Many enthusiasts argue that the current generation of F1 cars is perfectly tailored to Adrian Newey’s expertise, as he previously navigated similar F1 regulations during the 1980s.

“It was a long time ago but my early career was with Venturi cars, in F1 and in IndyCar. Some of that knowledge has been useful in terms of knowing the potential pitfalls from Venturi cars – particularly the bouncing, or what we call proposing.

“It was a problem that the IndyCars didn’t really suffer from but the F1 cars in 1980 and 1981 suffered from significantly.

“My first visit to the racetrack, when I was at Fittipaldi, was in 1981. Harvey Postlethwaite was the technical director and he decided that because the front suspension was so stiff, we could save weight by throwing away the dampers and the coil springs and replacing them with bump rubbers.

“We did that as a test at Silverstone. Keke Rosberg was the driver and he came past the old pits at Silverstone and the car was bouncing so badly, you could just about see air through the front wheels.

“He came in completely shaken. It was an early lesson on how bouncing is actually quite a complex phenomenon in terms of [there being] many factors – the track surface itself, the aerodynamics, the suspension, etc.”

Initially, Red Bull appeared to have a handle on the issue of porpoising as Formula 1 entered its new era, although Adrian Newey is hesitant to claim sole credit for resolving the bouncing phenomenon.

“By the middle of 2022, most people were more or less on top of [it],” he noted. “We then obviously had the small regulation change of raising the floor by 15 millimeters and that actually did change things again.

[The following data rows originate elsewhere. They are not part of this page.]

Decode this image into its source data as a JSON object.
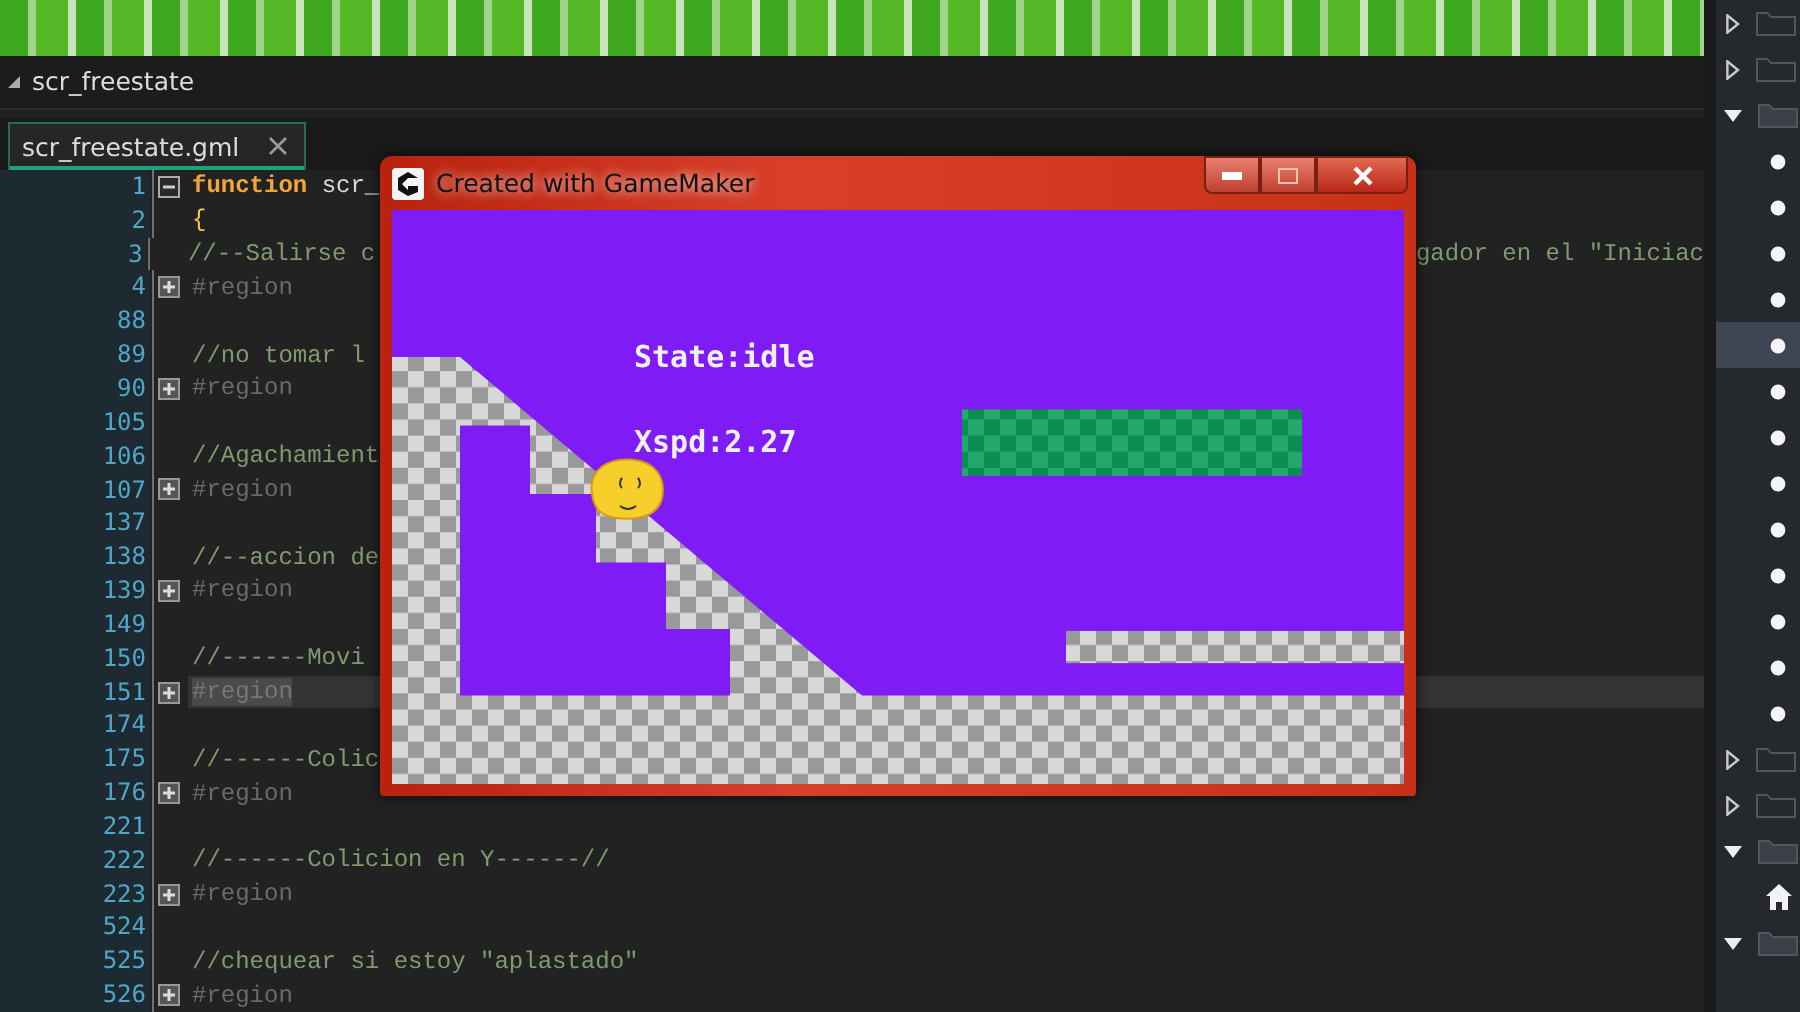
{
  "header": {
    "title": "scr_freestate"
  },
  "tabs": [
    {
      "label": "scr_freestate.gml",
      "selected": true
    }
  ],
  "editor": {
    "lines": [
      {
        "num": "1",
        "kind": "function",
        "keyword": "function",
        "text": "scr_",
        "collapsed": false,
        "highlighted": false
      },
      {
        "num": "2",
        "kind": "brace",
        "text": "{",
        "highlighted": false
      },
      {
        "num": "3",
        "kind": "comment",
        "text": "//--Salirse c",
        "text_right": "gador en el \"Iniciac",
        "highlighted": false
      },
      {
        "num": "4",
        "kind": "region",
        "text": "#region",
        "collapsed": true,
        "highlighted": false
      },
      {
        "num": "88",
        "kind": "blank",
        "highlighted": false
      },
      {
        "num": "89",
        "kind": "comment",
        "text": "//no tomar l",
        "highlighted": false
      },
      {
        "num": "90",
        "kind": "region",
        "text": "#region",
        "collapsed": true,
        "highlighted": false
      },
      {
        "num": "105",
        "kind": "blank",
        "highlighted": false
      },
      {
        "num": "106",
        "kind": "comment",
        "text": "//Agachamient",
        "highlighted": false
      },
      {
        "num": "107",
        "kind": "region",
        "text": "#region",
        "collapsed": true,
        "highlighted": false
      },
      {
        "num": "137",
        "kind": "blank",
        "highlighted": false
      },
      {
        "num": "138",
        "kind": "comment",
        "text": "//--accion de",
        "highlighted": false
      },
      {
        "num": "139",
        "kind": "region",
        "text": "#region",
        "collapsed": true,
        "highlighted": false
      },
      {
        "num": "149",
        "kind": "blank",
        "highlighted": false
      },
      {
        "num": "150",
        "kind": "comment",
        "text": "//------Movi",
        "highlighted": false
      },
      {
        "num": "151",
        "kind": "region",
        "text": "#region",
        "collapsed": true,
        "highlighted": true
      },
      {
        "num": "174",
        "kind": "blank",
        "highlighted": false
      },
      {
        "num": "175",
        "kind": "comment",
        "text": "//------Colic",
        "highlighted": false
      },
      {
        "num": "176",
        "kind": "region",
        "text": "#region",
        "collapsed": true,
        "highlighted": false
      },
      {
        "num": "221",
        "kind": "blank",
        "highlighted": false
      },
      {
        "num": "222",
        "kind": "comment",
        "text": "//------Colicion en Y------//",
        "highlighted": false
      },
      {
        "num": "223",
        "kind": "region",
        "text": "#region",
        "collapsed": true,
        "highlighted": false
      },
      {
        "num": "524",
        "kind": "blank",
        "highlighted": false
      },
      {
        "num": "525",
        "kind": "comment",
        "text": "//chequear si estoy \"aplastado\"",
        "highlighted": false
      },
      {
        "num": "526",
        "kind": "region",
        "text": "#region",
        "collapsed": true,
        "highlighted": false
      }
    ]
  },
  "game_window": {
    "title": "Created with GameMaker",
    "hud": [
      "State:idle",
      "Xspd:2.27"
    ]
  },
  "resource_tree": [
    {
      "kind": "folder",
      "expanded": false
    },
    {
      "kind": "folder",
      "expanded": false
    },
    {
      "kind": "folder",
      "expanded": true
    },
    {
      "kind": "leaf",
      "selected": false
    },
    {
      "kind": "leaf",
      "selected": false
    },
    {
      "kind": "leaf",
      "selected": false
    },
    {
      "kind": "leaf",
      "selected": false
    },
    {
      "kind": "leaf",
      "selected": true
    },
    {
      "kind": "leaf",
      "selected": false
    },
    {
      "kind": "leaf",
      "selected": false
    },
    {
      "kind": "leaf",
      "selected": false
    },
    {
      "kind": "leaf",
      "selected": false
    },
    {
      "kind": "leaf",
      "selected": false
    },
    {
      "kind": "leaf",
      "selected": false
    },
    {
      "kind": "leaf",
      "selected": false
    },
    {
      "kind": "leaf",
      "selected": false
    },
    {
      "kind": "folder",
      "expanded": false
    },
    {
      "kind": "folder",
      "expanded": false
    },
    {
      "kind": "folder",
      "expanded": true
    },
    {
      "kind": "home",
      "selected": false
    },
    {
      "kind": "folder",
      "expanded": true
    }
  ]
}
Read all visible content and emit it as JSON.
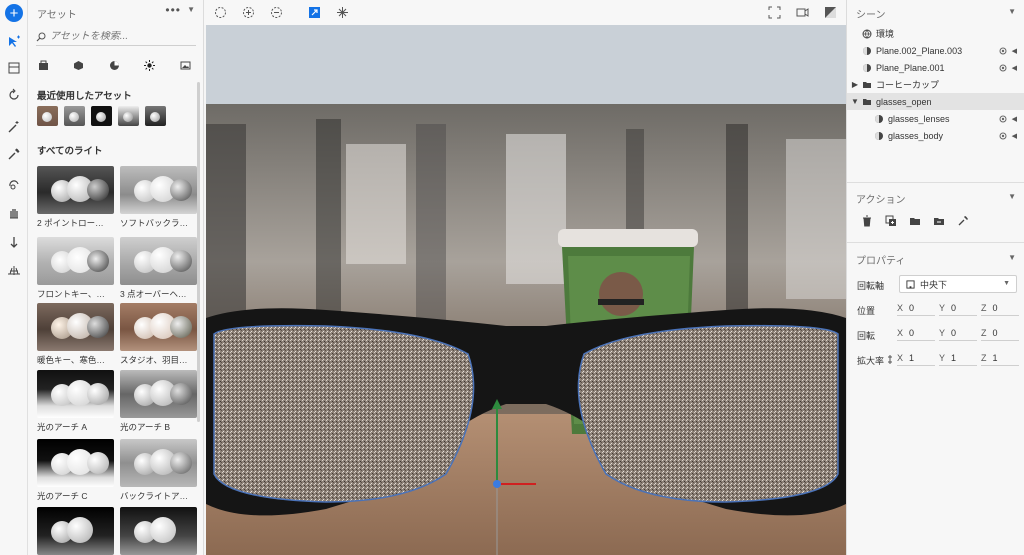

“It arguably suited us more than others, which was surprising because some of the teams that were lobbying hard for it were the teams that actually suffered more from it.”

Reflecting on the inaugural year of the new regulations, Red Bull’s ascendancy truly surged from the iconic Belgian Grand Prix onwards. Was this solely attributed to the regulations, or were there additional factors in play?

“If you go back to 2022, the first half of the season we had a very tight battle with Ferrari,” Newey stated. “We actually started the aero development of the car, particularly the more detailed development as opposed to the underlying architecture, probably later in 2021, then some of our rivals.

“Particularly Ferrari, who effectively wrote off the 2021 season and dedicated it to research the 2022 cars. Because we are in a tight battle Mercedes through that year, we had to balance our resources a bit more.”

“We managed to get the underlying architecture reasonably good but we were a bit behind on some of the detailed aero development at the start of the season,” Newey added.

“Equally that meant we had more development potential and by mid-season, we were starting to unleash that potential. Obviously, we then went on to have quite a good second half of the season.”

Newey reiterated that the current RB20 remains largely consistent with its predecessors, emphasizing its evolutionary rather than revolutionary nature. This continuity may catch competitors off guard, particularly as they have struggled to bridge the gap with Red Bull.

“Last year’s car and this year’s car have been further evolution of that RB18 in 2022. Under the cost cap regulations, if you can start off with a decent principle, then it becomes easier to develop.

“If you are unfortunate and start off with the wrong principle, the cost cap regulations then hinder the catch up process.”